Now elastic-agent standalone in k8s is tested that runs without issues against the following scenarios:

• rootful - default deployment [no inner tests]
• rootful - drop ALL capabilities [no inner tests]
• rootful - drop ALL add CHOWN, SETPCAP capabilities [inner tests included]
• rootless - drop ALL add CHOWN, SETPCAP capabilities [inner tests included]
• rootless - drop ALL add CHOWN, SETPCAP capabilities with random uid and gid [inner tests included]

[blakerouse]

Overall I like the initialization logic.

The whole inner testing logic of executing a separate binary inside of the container seems complex and error prone to debug. Would it be possible to just change this to running commands directly from like kubectl exec instead of just running a golang binary inside of the container?

[pkoutsovasilis]

Overall I like the initialization logic.

The whole inner testing logic of executing a separate binary inside of the container seems complex and error prone to debug. Would it be possible to just change this to running commands directly from like kubectl exec instead of just running a golang binary inside of the container?
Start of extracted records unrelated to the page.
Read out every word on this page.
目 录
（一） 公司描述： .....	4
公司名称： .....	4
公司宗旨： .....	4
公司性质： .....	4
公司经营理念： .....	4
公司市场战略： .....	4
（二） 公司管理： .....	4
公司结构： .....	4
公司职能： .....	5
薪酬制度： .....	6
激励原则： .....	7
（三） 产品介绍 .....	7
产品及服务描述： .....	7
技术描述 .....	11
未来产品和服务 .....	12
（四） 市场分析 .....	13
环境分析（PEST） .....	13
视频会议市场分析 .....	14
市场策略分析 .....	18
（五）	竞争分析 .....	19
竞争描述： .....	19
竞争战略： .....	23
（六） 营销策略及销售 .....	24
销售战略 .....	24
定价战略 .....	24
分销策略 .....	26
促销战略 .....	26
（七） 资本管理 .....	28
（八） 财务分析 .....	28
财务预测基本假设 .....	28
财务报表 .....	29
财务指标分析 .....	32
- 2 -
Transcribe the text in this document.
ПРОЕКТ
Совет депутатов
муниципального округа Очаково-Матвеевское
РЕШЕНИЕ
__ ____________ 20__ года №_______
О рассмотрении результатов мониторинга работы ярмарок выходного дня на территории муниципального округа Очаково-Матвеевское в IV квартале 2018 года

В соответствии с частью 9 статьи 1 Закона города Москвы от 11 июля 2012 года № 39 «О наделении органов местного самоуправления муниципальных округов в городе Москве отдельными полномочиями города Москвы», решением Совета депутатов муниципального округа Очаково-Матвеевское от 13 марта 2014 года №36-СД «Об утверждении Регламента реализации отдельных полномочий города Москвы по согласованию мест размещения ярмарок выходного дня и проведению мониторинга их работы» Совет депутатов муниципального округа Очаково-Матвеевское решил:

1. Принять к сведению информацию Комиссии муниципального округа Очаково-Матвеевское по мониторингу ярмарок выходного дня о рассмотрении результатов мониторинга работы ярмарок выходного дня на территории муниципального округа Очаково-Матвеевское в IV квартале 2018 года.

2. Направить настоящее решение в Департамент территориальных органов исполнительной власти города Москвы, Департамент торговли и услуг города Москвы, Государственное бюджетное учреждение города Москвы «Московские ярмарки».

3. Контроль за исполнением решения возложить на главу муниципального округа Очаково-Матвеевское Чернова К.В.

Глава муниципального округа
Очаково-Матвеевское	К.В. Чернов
I see your point, but given the limitation of testing inside a pod mentioned here, this is the best approach I could come up with. However, I'm more than happy to remove the Kubernetes inner tests from here and isolate them in a separate PR to give it more thought. Does that sound like a good plan? 🙂

[pkoutsovasilis]

@elastic/obs-cloudnative-monitoring @MichaelKatsoulis @constanca-m could you please review the files that you own? 🙂 ty 🙏 @MichaelKatsoulis

[elastic-sonarqube]

Quality Gate passed

Issues
4 New issues
0 Fixed issues
0 Accepted issues

Measures
0 Security Hotspots
67.9% Coverage on New Code
0.0% Duplication on New Code

See analysis details on SonarQube

[blakerouse]

I am good with this change and I really appreciate all the testing you added. I think its better to get this in and go from there to sit on it any longer.